The body of the scale was painted with two coats of Fusion Mineral Paint in Ash. I left the part where you'd set an item to be weighed in it's natural metal for some contrast.
The face of the scale looked a little dingy once the body was so clean, so I did a very light wash of Champlain paint mixed with some water over it.
Before the paint had dried for too long, I used 100 grit sandpaper over the edges and anywhere I wanted the scale to show a little wear. In a few places where the paint wasn't completely dry, it even peeled off a bit which I thought really makes this scale still seem old and worn.
My intention with painting this antique wasn't to make it look new and pristine, but rather cleaned up and fresh. Distressing the paint helps to maintain the character that an old metal item would have after years of use.
Painting an antique that is past it's prime is completely fine. We can all use a little makeover when we don't look so good anymore! A little paint didn't ruin the value of this old scale, because there wasn't much value left to it. But now that it is dressed up a little, it is once again a piece that I'm proud to display.
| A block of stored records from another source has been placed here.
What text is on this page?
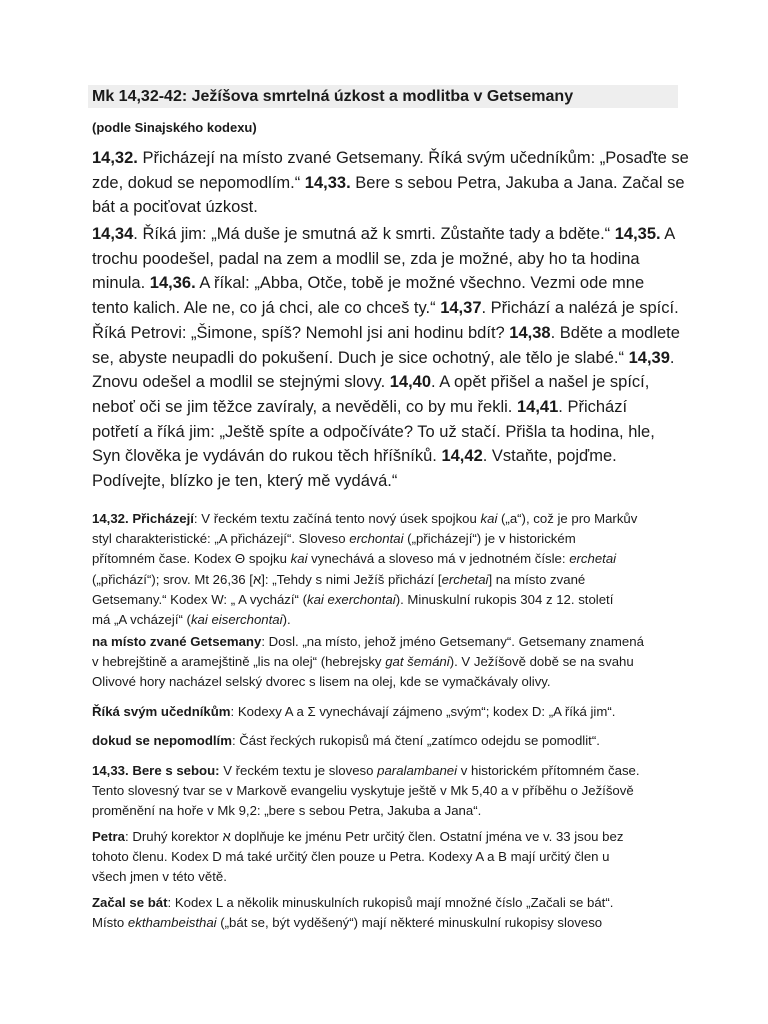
Mk 14,32-42: Ježíšova smrtelná úzkost a modlitba v Getsemany

(podle Sinajského kodexu)

14,32. Přicházejí na místo zvané Getsemany. Říká svým učedníkům: „Posaďte se
zde, dokud se nepomodlím.“ 14,33. Bere s sebou Petra, Jakuba a Jana. Začal se
bát a pociťovat úzkost.

14,34. Říká jim: „Má duše je smutná až k smrti. Zůstaňte tady a bděte.“ 14,35. A
trochu poodešel, padal na zem a modlil se, zda je možné, aby ho ta hodina
minula. 14,36. A říkal: „Abba, Otče, tobě je možné všechno. Vezmi ode mne
tento kalich. Ale ne, co já chci, ale co chceš ty.“ 14,37. Přichází a nalézá je spící.
Říká Petrovi: „Šimone, spíš? Nemohl jsi ani hodinu bdít? 14,38. Bděte a modlete
se, abyste neupadli do pokušení. Duch je sice ochotný, ale tělo je slabé.“ 14,39.
Znovu odešel a modlil se stejnými slovy. 14,40. A opět přišel a našel je spící,
neboť oči se jim těžce zavíraly, a nevěděli, co by mu řekli. 14,41. Přichází
potřetí a říká jim: „Ještě spíte a odpočíváte? To už stačí. Přišla ta hodina, hle,
Syn člověka je vydáván do rukou těch hříšníků. 14,42. Vstaňte, pojďme.
Podívejte, blízko je ten, který mě vydává.“

14,32. Přicházejí: V řeckém textu začíná tento nový úsek spojkou kai („a“), což je pro Markův
styl charakteristické: „A přicházejí“. Sloveso erchontai („přicházejí“) je v historickém
přítomném čase. Kodex Θ spojku kai vynechává a sloveso má v jednotném čísle: erchetai
(„přichází“); srov. Mt 26,36 [א]: „Tehdy s nimi Ježíš přichází [erchetai] na místo zvané
Getsemany.“ Kodex W: „ A vychází“ (kai exerchontai). Minuskulní rukopis 304 z 12. století
má „A vcházejí“ (kai eiserchontai).

na místo zvané Getsemany: Dosl. „na místo, jehož jméno Getsemany“. Getsemany znamená
v hebrejštině a aramejštině „lis na olej“ (hebrejsky gat šemáni). V Ježíšově době se na svahu
Olivové hory nacházel selský dvorec s lisem na olej, kde se vymačkávaly olivy.

Říká svým učedníkům: Kodexy A a Σ vynechávají zájmeno „svým“; kodex D: „A říká jim“.

dokud se nepomodlím: Část řeckých rukopisů má čtení „zatímco odejdu se pomodlit“.

14,33. Bere s sebou: V řeckém textu je sloveso paralambanei v historickém přítomném čase.
Tento slovesný tvar se v Markově evangeliu vyskytuje ještě v Mk 5,40 a v příběhu o Ježíšově
proměnění na hoře v Mk 9,2: „bere s sebou Petra, Jakuba a Jana“.

Petra: Druhý korektor א doplňuje ke jménu Petr určitý člen. Ostatní jména ve v. 33 jsou bez
tohoto členu. Kodex D má také určitý člen pouze u Petra. Kodexy A a B mají určitý člen u
všech jmen v této větě.

Začal se bát: Kodex L a několik minuskulních rukopisů mají množné číslo „Začali se bát“.
Místo ekthambeisthai („bát se, být vyděšený“) mají některé minuskulní rukopisy sloveso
Oftentimes, things like this scale are what we pass over at yard sales and thrift stores because their condition is so bad. They are normally affordable, though. If you don't mind spending a little time doing a DIY, the worn out items are actually great buys and can give you a rustic or farmhouse style piece for very little money.
I'd love to hear if there is anything that you've given a makeover so that it fits in better with your style!